Abgeordneter Walter ROSENKRANZ (F) bezeichnete das Bundesinstitut für Bildungsforschung, Innovation und Entwicklung des österreichischen Schulwesens (BIFIE) als eine "Großbaustelle" und zitierte aus einem dazu vorliegenden Rechnungshofbericht, der die Feststellung enthält, bei diesem Institut mangle es an klaren Zielvorgaben und ausreichender Projektkontrolle. Zuwendungen seien verdoppelt worden und Subventionen unverändert geblieben, obwohl das Institut Sparbücher mit großen Beträgen angelegt habe. Statt prognostizierter 60 bis 70 MitarbeiterInnen beschäftige das BIFIE 112 Personen, wobei man den Grundsatz der Budgetwahrheit durch den Einsatz von Sachaufwand für Personal unterlaufen habe. Aufgrund dieser Feststellungen habe der Rechnungshof 48 Empfehlungen verfasst, berichtete Rosenkranz weiter. Angesichts dieser Tatsachen sei es zu wenig, dem Parlament eine Gesetzesänderung vorzulegen, die darauf hinauslaufe, den Aufsichtsrat des BIFIE künftig vier statt nur zwei Mal jährlich tagen zu lassen. Die FPÖ lehne die vorliegende Gesetzesänderung daher ab, so Rosenkranz.

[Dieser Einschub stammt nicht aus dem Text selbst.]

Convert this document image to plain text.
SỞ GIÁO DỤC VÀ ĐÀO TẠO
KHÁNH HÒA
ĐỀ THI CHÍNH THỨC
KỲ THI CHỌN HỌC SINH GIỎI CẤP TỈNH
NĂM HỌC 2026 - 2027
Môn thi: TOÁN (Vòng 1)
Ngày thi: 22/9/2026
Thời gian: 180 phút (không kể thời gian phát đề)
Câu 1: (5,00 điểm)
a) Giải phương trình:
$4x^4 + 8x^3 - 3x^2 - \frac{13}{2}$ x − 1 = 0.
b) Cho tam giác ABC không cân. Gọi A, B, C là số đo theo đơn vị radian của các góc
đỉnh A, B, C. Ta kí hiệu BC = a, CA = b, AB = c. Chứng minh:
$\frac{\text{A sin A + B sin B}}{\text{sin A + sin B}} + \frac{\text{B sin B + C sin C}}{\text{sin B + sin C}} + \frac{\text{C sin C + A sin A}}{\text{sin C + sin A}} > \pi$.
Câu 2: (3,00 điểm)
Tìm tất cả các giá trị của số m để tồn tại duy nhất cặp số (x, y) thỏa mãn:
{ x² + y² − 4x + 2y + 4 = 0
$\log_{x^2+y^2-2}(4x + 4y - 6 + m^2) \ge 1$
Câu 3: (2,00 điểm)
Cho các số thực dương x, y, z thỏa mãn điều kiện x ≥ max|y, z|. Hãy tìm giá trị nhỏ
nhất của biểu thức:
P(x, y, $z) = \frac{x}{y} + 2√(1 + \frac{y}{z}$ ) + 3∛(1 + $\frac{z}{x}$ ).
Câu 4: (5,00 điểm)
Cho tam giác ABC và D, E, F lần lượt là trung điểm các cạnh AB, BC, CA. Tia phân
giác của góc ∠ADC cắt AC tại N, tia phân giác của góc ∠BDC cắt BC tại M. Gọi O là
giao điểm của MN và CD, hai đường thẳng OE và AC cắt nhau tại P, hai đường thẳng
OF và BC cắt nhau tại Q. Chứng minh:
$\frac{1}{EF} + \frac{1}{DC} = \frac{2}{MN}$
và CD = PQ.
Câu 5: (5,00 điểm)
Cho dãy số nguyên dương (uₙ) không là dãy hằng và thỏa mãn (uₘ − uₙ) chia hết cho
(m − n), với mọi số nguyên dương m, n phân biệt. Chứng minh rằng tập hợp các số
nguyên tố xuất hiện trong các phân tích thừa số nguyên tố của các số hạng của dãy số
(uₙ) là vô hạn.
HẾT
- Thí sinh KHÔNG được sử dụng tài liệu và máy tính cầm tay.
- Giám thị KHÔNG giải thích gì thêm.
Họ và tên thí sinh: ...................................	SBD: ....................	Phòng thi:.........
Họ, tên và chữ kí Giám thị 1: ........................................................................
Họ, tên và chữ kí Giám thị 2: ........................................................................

Abgeordneter Elmar MAYER (S) wollte die Kritik des Rechnungshofs keineswegs beiseite wischen, wies aber doch darauf hin, dass die Ministerin beim BIFIE bereits Konsequenzen gezogen und Weichen für Verbesserungen und die Umsetzung der Rechnungshofempfehlungen gestellt habe. Darüber werde der Rechnungshofausschuss diskutieren, sagte Mayer.

Die Aufgaben des BIFIE bei der Einführung der Zentralmatura und bei der Festlegung von Bildungsstandards seien wichtig, um LehrlingsausbilderInnen und weiterführenden Schulen Informationen über die Kompetenzen der SchülerInnen zu geben, erklärte Mayer. Die vom BIFIE entwickelten Maßnahmen auf diesem Gebiet griffen bereits, sagte der Redner und unterstrich die Leistungen des BIFIE bei der Weiterentwicklung der Unterrichtsqualität.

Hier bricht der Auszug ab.